In an article for The Hill, writer Elia Pales argues that, by nominating Hillary Clinton, the Democratic Party has effectively alienated millennials, many of whom support Bernie Sanders and view Clinton as a representative of the status quo that has produced the profound inequities that are now shaking up the political establishment.
“It’s no secret that Sen. Bernie Sanders polls well with millennials – during the primaries the candidate won more votes than Hillary Clinton and Donald Trump combined, taking more than 80% of the age group’s vote in some states,” Pales writes.
By contrast, Hillary Clinton has consistently struggled to attract the support of young, progressive voters.
“The most recent Harvard Institute of Politics (IoP) poll of young voters showed her holding just a 37% approval rating among millennials, compared with a 53% disapproval rating” Pales observes. “After Bernie Sanders endorsed Hillary Clinton, nearly half of his millennial supporters said they would vote third-party instead of Hillary Clinton.”

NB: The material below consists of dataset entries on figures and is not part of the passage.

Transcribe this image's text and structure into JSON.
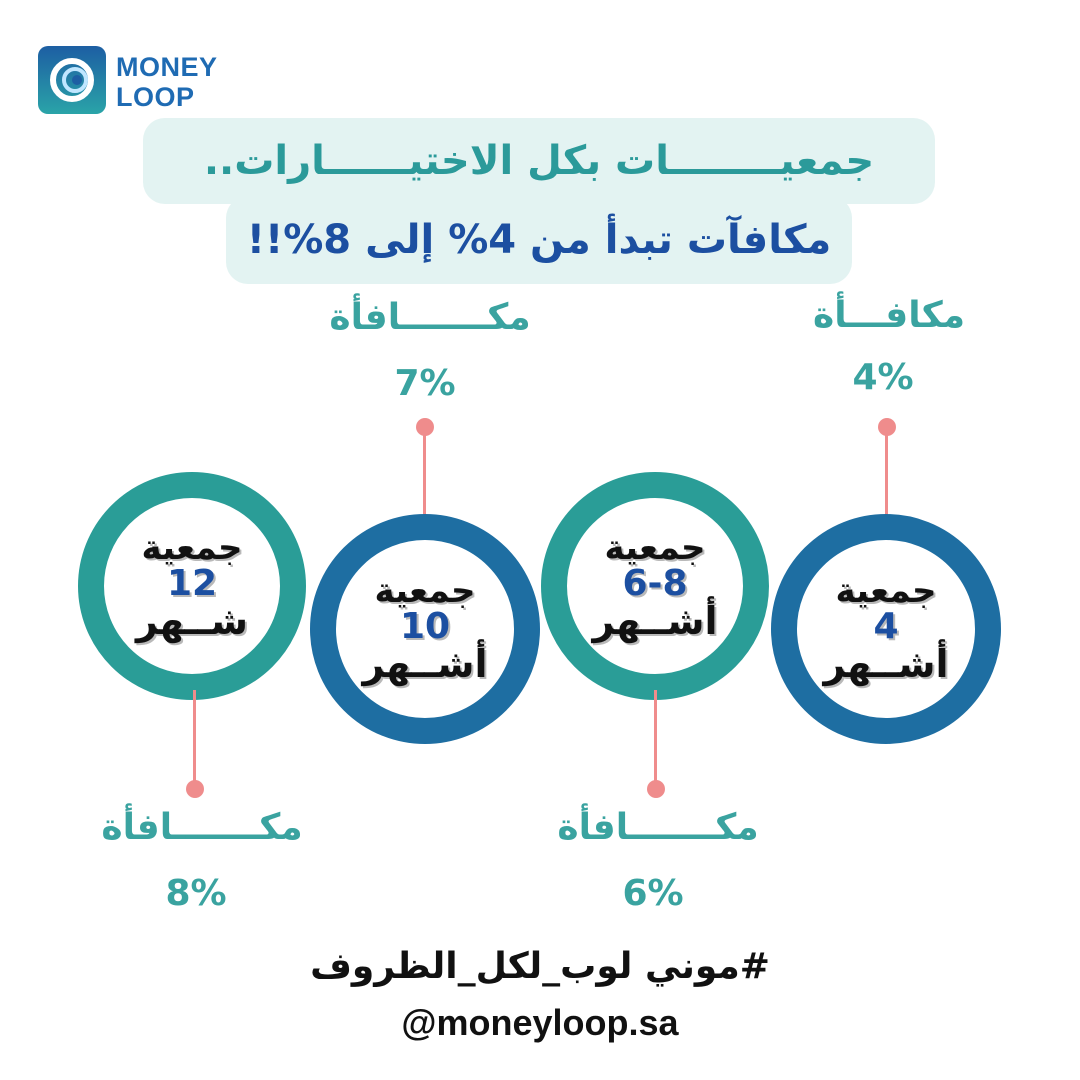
{
  "brand": {
    "logo_line1": "MONEY",
    "logo_line2": "LOOP",
    "logo_icon": "money-loop-logo-icon"
  },
  "headline": {
    "line1": "جمعيــــــــات بكل الاختيــــــارات..",
    "line2": "مكافآت تبدأ من 4% إلى 8%!!"
  },
  "circles": [
    {
      "title": "جمعية",
      "number": "4",
      "unit": "أشــهر",
      "reward_label": "مكافـــأة",
      "reward_value": "4%"
    },
    {
      "title": "جمعية",
      "number": "6-8",
      "unit": "أشــهر",
      "reward_label": "مكـــــــافأة",
      "reward_value": "6%"
    },
    {
      "title": "جمعية",
      "number": "10",
      "unit": "أشــهر",
      "reward_label": "مكـــــــافأة",
      "reward_value": "7%"
    },
    {
      "title": "جمعية",
      "number": "12",
      "unit": "شــهر",
      "reward_label": "مكـــــــافأة",
      "reward_value": "8%"
    }
  ],
  "footer": {
    "hashtag": "#موني لوب_لكل_الظروف",
    "handle": "@moneyloop.sa"
  },
  "colors": {
    "teal": "#2a9d97",
    "blue": "#1e6ea2",
    "navy_text": "#1c4fa1",
    "connector_pink": "#ef8c8c",
    "headline_bg": "#e3f3f2"
  }
}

Viewing Democrats as a party now captured by the same special interests that have dictated the direction of the Republican Party over the last several decades, millennials have increasingly been drawn to the “Bernie Sanders or Bust” movement, an approach that eschews “lesser of two evils” voting in favor of a principled stand against the political establishment.
And heading into a general election battle in which the two candidates of America’s dominant political parties are both widely disliked, the decision to abandon both Democrats and Republicans can hardly be dismissed as unreasonable.
Democrats, Pales argues, should be extremely concerned by the fact that millennials have, by and large, rejected the candidate pushed by the establishment from the beginning.
“The Democratic Party missed the opportunity to win a generation of voters, which is a shame considering the profound effect that Sen. Sanders has had in shaping the opinions of young Americans.”
Pales points to the more progressive attitudes of young voters, who often strongly support measures Bernie Sanders has fought for throughout his political career, from free public college tuition to single-payer health care.
Some data indicates, also, that millennials don’t harbor the same skepticism toward socialism as previous generations — and they don’t harbor the same love for capitalism.
In a survey conducted by Harvard University, a majority of those who responded said they “do not support capitalism,” the Washington Post reports.
This could be due, at least in part, to the fact that millennials face increasingly grim economic prospects. They are saddled with student loan debt, their incomes are growing slowly, and their opportunities are dwindling, despite the fact that they are highly educated.
Jordan Weissmann, writing for Slate, observes that millennials have come of age at a pretty terrible time, economically speaking.
“The millennials landed on the job market at a miserable moment in economic history. On the upside, that should give us something to lord over our children when we’re middle-aged and cranky. On the downside, our poor timing will probably depress our incomes for some time to come, since graduating into a recession can drag down your earnings for years.”
And contrary to the narrative pushed by many supporters of Hillary Clinton, Bernie Sanders’s support among the young is not limited to white males.
According to a poll conducted by the Black Youth Project at the University Chicago and the AP-NORC Center for Public Affairs Research, both black and Hispanic millennials favored Sanders by significant margins.
The Democratic establishment, by both embracing Hillary Clinton and at times brazenly rejecting Bernie Sanders, has so alienated the millennial generation that it will be difficult to win their support in the future.
“Yes,” Pales concludes, “Hillary Clinton may have won older and more devoted Democrats, but the Democratic Party lost the opportunity to secure an entire generation as a result.”
If Democrats haven’t gotten the message yet — a message that says their ties to corporate America and their tepid reforms are no longer enough to address the nation’s economic crises — perhaps they never will.